UNRAVEL HOUSE - BERLIN 2007

Unravel House is situated in an area formerly devoted to parcels containing house, workshop & stable close to the centre of Berlin. These parcels are particular in that the houses sit back to back, side to side with each other and their large (400m2) garden courtyards face the street.

 The 100m2 turn of the century 2 storey rectangular box of a brick house is protected and integrated as the technical bathing / sleeping cupboard of the new 100m2 Living / Working volume. An old Stall and various derelict sheds were demolished leaving only the brick walls of the stall and a brick paved terrace shielded from the street by the existing garages. At the only side free from the constraints of neighbouring buildings, the Living / Working volume spreads out towards the western sun and engulfs the remains of the stall, unravelling the straight brick cordon. At the lower level the volume has reached its maximum extension whilst on the upper level it zigzags its way back reducing itself to meet the gable of the Bick volumes’ pitched roof.
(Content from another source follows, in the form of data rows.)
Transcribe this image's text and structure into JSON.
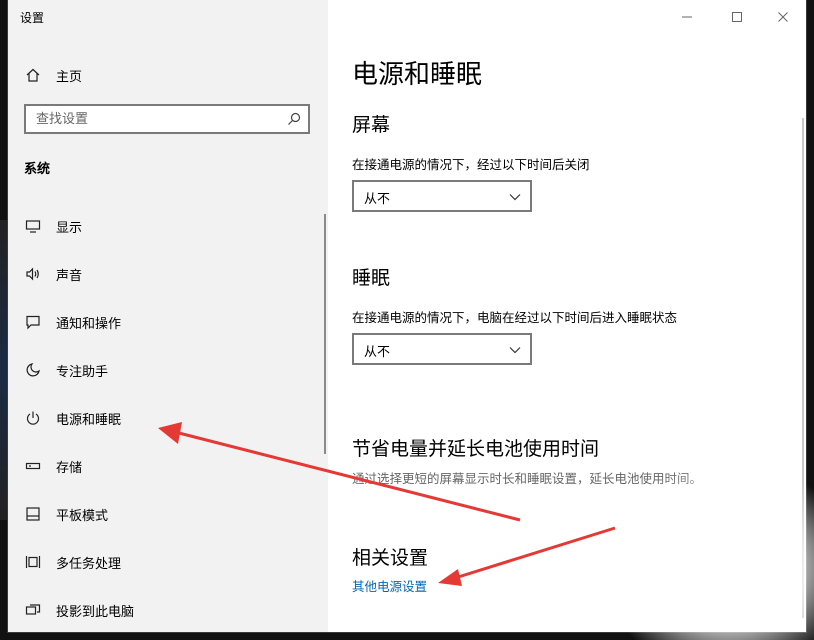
{
  "window": {
    "title": "设置"
  },
  "sidebar": {
    "home_label": "主页",
    "search_placeholder": "查找设置",
    "section_label": "系统",
    "items": [
      {
        "label": "显示",
        "icon": "monitor-icon"
      },
      {
        "label": "声音",
        "icon": "speaker-icon"
      },
      {
        "label": "通知和操作",
        "icon": "notification-icon"
      },
      {
        "label": "专注助手",
        "icon": "moon-icon"
      },
      {
        "label": "电源和睡眠",
        "icon": "power-icon",
        "active": true
      },
      {
        "label": "存储",
        "icon": "storage-icon"
      },
      {
        "label": "平板模式",
        "icon": "tablet-icon"
      },
      {
        "label": "多任务处理",
        "icon": "multitask-icon"
      },
      {
        "label": "投影到此电脑",
        "icon": "project-icon"
      }
    ]
  },
  "content": {
    "page_title": "电源和睡眠",
    "screen": {
      "heading": "屏幕",
      "description": "在接通电源的情况下，经过以下时间后关闭",
      "value": "从不"
    },
    "sleep": {
      "heading": "睡眠",
      "description": "在接通电源的情况下，电脑在经过以下时间后进入睡眠状态",
      "value": "从不"
    },
    "battery": {
      "heading": "节省电量并延长电池使用时间",
      "description": "通过选择更短的屏幕显示时长和睡眠设置，延长电池使用时间。"
    },
    "related": {
      "heading": "相关设置",
      "link": "其他电源设置"
    }
  },
  "colors": {
    "accent_link": "#0067b8",
    "sidebar_bg": "#f2f2f2",
    "annotation_arrow": "#e53935"
  }
}
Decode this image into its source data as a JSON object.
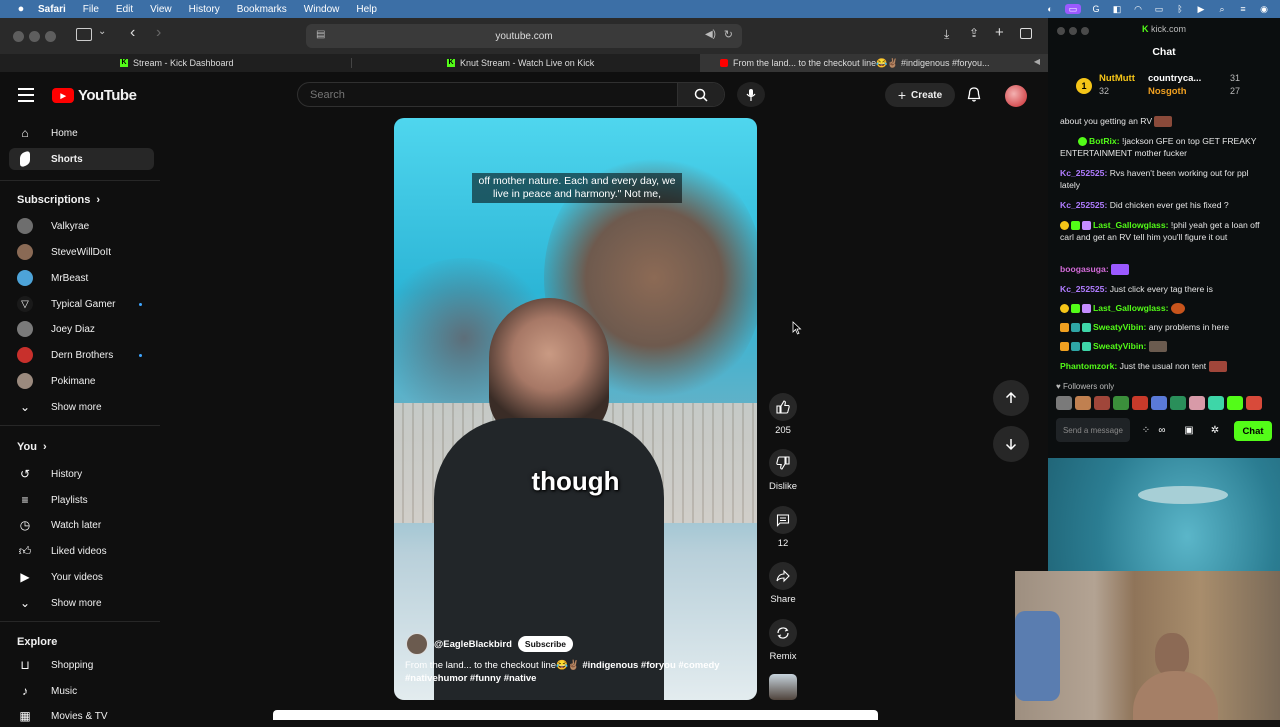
{
  "menubar": {
    "app": "Safari",
    "items": [
      "File",
      "Edit",
      "View",
      "History",
      "Bookmarks",
      "Window",
      "Help"
    ]
  },
  "browser": {
    "url": "youtube.com",
    "tabs": [
      {
        "label": "Stream - Kick Dashboard"
      },
      {
        "label": "Knut Stream - Watch Live on Kick"
      },
      {
        "label": "From the land... to the checkout line😂✌🏽 #indigenous #foryou..."
      }
    ]
  },
  "youtube": {
    "logo_text": "YouTube",
    "search_placeholder": "Search",
    "create_label": "Create",
    "sidebar": {
      "main": [
        {
          "label": "Home",
          "icon": "home-icon"
        },
        {
          "label": "Shorts",
          "icon": "shorts-icon",
          "active": true
        }
      ],
      "subscriptions_heading": "Subscriptions",
      "subscriptions": [
        {
          "label": "Valkyrae",
          "color": "#6e6e6e",
          "dot": false
        },
        {
          "label": "SteveWillDoIt",
          "color": "#8a6a55",
          "dot": false
        },
        {
          "label": "MrBeast",
          "color": "#4da3d8",
          "dot": false
        },
        {
          "label": "Typical Gamer",
          "color": "#1a1a1a",
          "dot": true
        },
        {
          "label": "Joey Diaz",
          "color": "#7a7a7a",
          "dot": false
        },
        {
          "label": "Dern Brothers",
          "color": "#c8302c",
          "dot": true
        },
        {
          "label": "Pokimane",
          "color": "#9b8a7e",
          "dot": false
        }
      ],
      "show_more_1": "Show more",
      "you_heading": "You",
      "you_items": [
        {
          "label": "History",
          "icon": "history-icon"
        },
        {
          "label": "Playlists",
          "icon": "playlists-icon"
        },
        {
          "label": "Watch later",
          "icon": "watch-later-icon"
        },
        {
          "label": "Liked videos",
          "icon": "liked-videos-icon"
        },
        {
          "label": "Your videos",
          "icon": "your-videos-icon"
        }
      ],
      "show_more_2": "Show more",
      "explore_heading": "Explore",
      "explore_items": [
        {
          "label": "Shopping",
          "icon": "shopping-icon"
        },
        {
          "label": "Music",
          "icon": "music-icon"
        },
        {
          "label": "Movies & TV",
          "icon": "movies-icon"
        }
      ]
    },
    "short": {
      "caption_top": "off mother nature. Each and every day, we live in peace and harmony.\" Not me,",
      "caption_big": "though",
      "channel": "@EagleBlackbird",
      "subscribe_label": "Subscribe",
      "title_text": "From the land... to the checkout line😂✌🏽 ",
      "title_tags": "#indigenous #foryou #comedy #nativehumor #funny #native",
      "likes": "205",
      "dislike_label": "Dislike",
      "comments": "12",
      "share_label": "Share",
      "remix_label": "Remix"
    }
  },
  "kick": {
    "url": "kick.com",
    "title": "Chat",
    "gifters": [
      {
        "name": "NutMutt",
        "count": "32",
        "rank": "1"
      },
      {
        "name": "countryca...",
        "count": "31"
      },
      {
        "name": "Nosgoth",
        "count": "27"
      }
    ],
    "messages": [
      {
        "user": "",
        "text": "about you getting an RV",
        "color": "#e6e6e6"
      },
      {
        "user": "BotRix:",
        "text": " !jackson GFE on top GET FREAKY ENTERTAINMENT mother fucker",
        "color": "#53fc18"
      },
      {
        "user": "Kc_252525:",
        "text": " Rvs haven't been working out for ppl lately",
        "color": "#b07cff"
      },
      {
        "user": "Kc_252525:",
        "text": " Did chicken ever get his fixed ?",
        "color": "#b07cff"
      },
      {
        "user": "Last_Gallowglass:",
        "text": " !phil yeah get a loan off carl and get an RV tell him you'll figure it out",
        "color": "#53fc18"
      },
      {
        "user": "boogasuga:",
        "text": "",
        "color": "#d36bd8"
      },
      {
        "user": "Kc_252525:",
        "text": " Just click every tag there is",
        "color": "#b07cff"
      },
      {
        "user": "Last_Gallowglass:",
        "text": "",
        "color": "#53fc18"
      },
      {
        "user": "SweatyVibin:",
        "text": " any problems in here",
        "color": "#53fc18"
      },
      {
        "user": "SweatyVibin:",
        "text": "",
        "color": "#53fc18"
      },
      {
        "user": "Phantomzork:",
        "text": " Just the usual non tent",
        "color": "#53fc18"
      }
    ],
    "followers_only": "Followers only",
    "input_placeholder": "Send a message",
    "chat_button": "Chat"
  },
  "colors": {
    "youtube_red": "#ff0000",
    "kick_green": "#53fc18",
    "link_blue": "#3ea6ff"
  }
}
This folding of the upper volume is expressed in the roof which itself refers to the folding base of the GDR Television Tower on Alexanderplatz.

The passage of sunlight will react differently throughout the day with the small white to grey irregularly glazed tiles and facetting of the façade, unravelling and dematerialising the brick cordon as the edges of the Living / Working volume become difficult to define.